Lavoro principalmente con grandi aziende e, in generale, con realtà che hanno una vision, perché investono nelle persone e guardano avanti. Il valore della risorsa umana è imprescindibile: è l’azienda che deve essere fatta per l’individuo, non il contrario. Laddove le persone non sono capite, i team non sono motivati, non ci sono gli strumenti giusti per lavorare bene e i risultati non arrivano. Nel periodo di lockdown, però, che ci ha tenuti fisicamente distanti e ci ha fatto sentire forse più forte il bisogno di restare in contatto, la predisposizione a dare valore alle persone è cresciuta.

A proposito della pandemia che ci ha colpiti, hai detto: “Non abbiamo alibi né scuse per tirarci indietro, ma solamente volontà e determinazione per entrare in campo e vincere la nostra partita”. Come stai affrontando, professionalmente parlando, questa fase?

Il mio modo di lavorare prevede, normalmente, di stare in mezzo alle persone. Quando è iniziato il lockdown, anche se, un po’ come tutti, non immaginavo ci potesse essere uno stop così lungo, ho capito che dovevo cambiare la mia metodologia di interagire: del resto ho parlato per anni di cambiamento e ho pensato questa fosse una buona occasione per metterlo in pratica.

Ho quindi iniziato a lavorare da remoto, trasformando i miei interventi in eventi a distanza, registrando i miei speech da casa, con tutti gli inconvenienti possibili, dalla linea dati che salta ai figli che litigano alle mie spalle senza che io, concentrata sui miei interventi, me ne accorga. Ma, forse, proprio queste imperfezioni hanno “umanizzato” il lavoro e i rapporti professionali: è un aspetto positivo che spero non vada dimenticato, così come spero non ci scorderemo il fatto di aver condiviso tutti un momento di profonda sofferenza per quanto accaduto con la pandemia.

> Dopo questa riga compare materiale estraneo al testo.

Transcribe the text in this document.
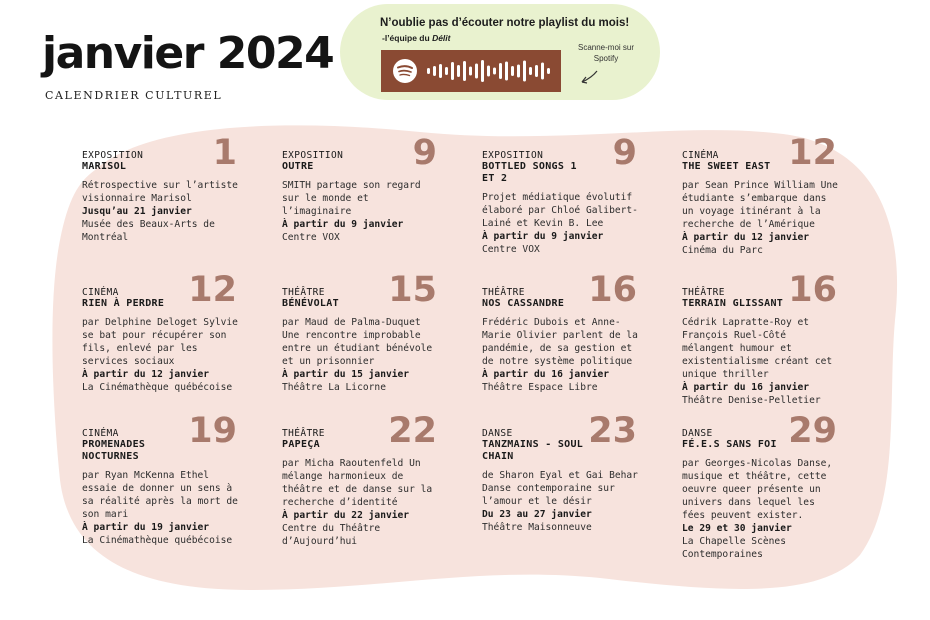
janvier 2024
CALENDRIER CULTUREL
N’oublie pas d’écouter notre playlist du mois!
-l’équipe du Délit
Scanne-moi sur Spotify
1
EXPOSITION
MARISOL
Rétrospective sur l’artiste visionnaire Marisol
Jusqu’au 21 janvier
Musée des Beaux-Arts de Montréal
9
EXPOSITION
OUTRE
SMITH partage son regard sur le monde et l’imaginaire
À partir du 9 janvier
Centre VOX
9
EXPOSITION
BOTTLED SONGS 1 ET 2
Projet médiatique évolutif élaboré par Chloé Galibert-Lainé et Kevin B. Lee
À partir du 9 janvier
Centre VOX
12
CINÉMA
THE SWEET EAST
par Sean Prince William Une étudiante s’embarque dans un voyage itinérant à la recherche de l’Amérique
À partir du 12 janvier
Cinéma du Parc
12
CINÉMA
RIEN À PERDRE
par Delphine Deloget Sylvie se bat pour récupérer son fils, enlevé par les services sociaux
À partir du 12 janvier
La Cinémathèque québécoise
15
THÉÂTRE
BÉNÉVOLAT
par Maud de Palma-Duquet Une rencontre improbable entre un étudiant bénévole et un prisonnier
À partir du 15 janvier
Théâtre La Licorne
16
THÉÂTRE
NOS CASSANDRE
Frédéric Dubois et Anne-Marie Olivier parlent de la pandémie, de sa gestion et de notre système politique
À partir du 16 janvier
Théâtre Espace Libre
16
THÉÂTRE
TERRAIN GLISSANT
Cédrik Lapratte-Roy et François Ruel-Côté mélangent humour et existentialisme créant cet unique thriller
À partir du 16 janvier
Théâtre Denise-Pelletier
19
CINÉMA
PROMENADES NOCTURNES
par Ryan McKenna Ethel essaie de donner un sens à sa réalité après la mort de son mari
À partir du 19 janvier
La Cinémathèque québécoise
22
THÉÂTRE
PAPEÇA
par Micha Raoutenfeld Un mélange harmonieux de théâtre et de danse sur la recherche d’identité
À partir du 22 janvier
Centre du Théâtre d’Aujourd’hui
23
DANSE
TANZMAINS - SOUL CHAIN
de Sharon Eyal et Gai Behar Danse contemporaine sur l’amour et le désir
Du 23 au 27 janvier
Théâtre Maisonneuve
29
DANSE
FÉ.E.S SANS FOI
par Georges-Nicolas Danse, musique et théâtre, cette oeuvre queer présente un univers dans lequel les fées peuvent exister.
Le 29 et 30 janvier
La Chapelle Scènes Contemporaines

Da parte delle aziende e dei temi sui quali ti chiedono di intervenire, invece, è cambiato qualcosa con la pandemia?

Durante il lockdown nei mesi di marzo e aprile mi chiedevano sempre di intervenire sul tema del cambiamento. Poi ci siamo quasi abituati a quel nuovo modo di agire e vivere e il cambiamento non è più la novità.

In questa fase va per la maggiore la leadership, che per me significa non tanto essere una guida e farsi seguire ma essere leader di noi stessi e saper alimentare il gioco di squadra, perché è questo che fa la differenza, soprattutto nei momenti di difficoltà come quello attuale. La collaborazione, con pochi “se” e nessun “ma”, è la chiave per affrontare la realtà e superare le criticità.

Chiudiamo con una battuta: tra una vittoria conquistata al tie-break e uno speech ben riuscito, che cosa dà più soddisfazione?

Quando esci da una partita che hai vinto, magari con grande fatica, ed entri nello spogliatoio, tiri le somme di quello che è andato bene e ti senti soddisfatta. Ma la sensazione è simile anche quando finisci uno speech per il quale ti sei tanto preparata e nel quale hai messo tanta passione. Anche oggi, quando scendo dal palco o, meglio, spengo la webcam e stacco il collegamento, è un po’ come tornare a sedersi sulla panca dello spogliatoio a godersi la vittoria.

Chi è Maurizia Cacciatori

È nata a Carrara nel 1973 ed è una donna immagine dello sport italiano. Maurizia Cacciatori ha vestito 228 volte la maglia della Nazionale maurizia cacciatoridi pallavolo e da Capitana della squadra, oltre ad aver partecipato alle Olimpiadi di Sidney nel 2000, ha vinto un Oro ai Giochi del Mediterraneo, un Bronzo e un Argento agli Europei rispettivamente del 1999 e del 2001. Dopo aver militato nella squadra della sua città, negli anni Novanta ha giocato a Perugia, Agrigento e Bergamo, per poi trasferirsi in Spagna e chiudere la carriera nel 2007. Oggi si occupa di formazione manageriale, tenendo interventi su temi come il brain storming e il problem solving, lo spirito d’identità di gruppo, la gestione delle squadre al femminile, la leadership.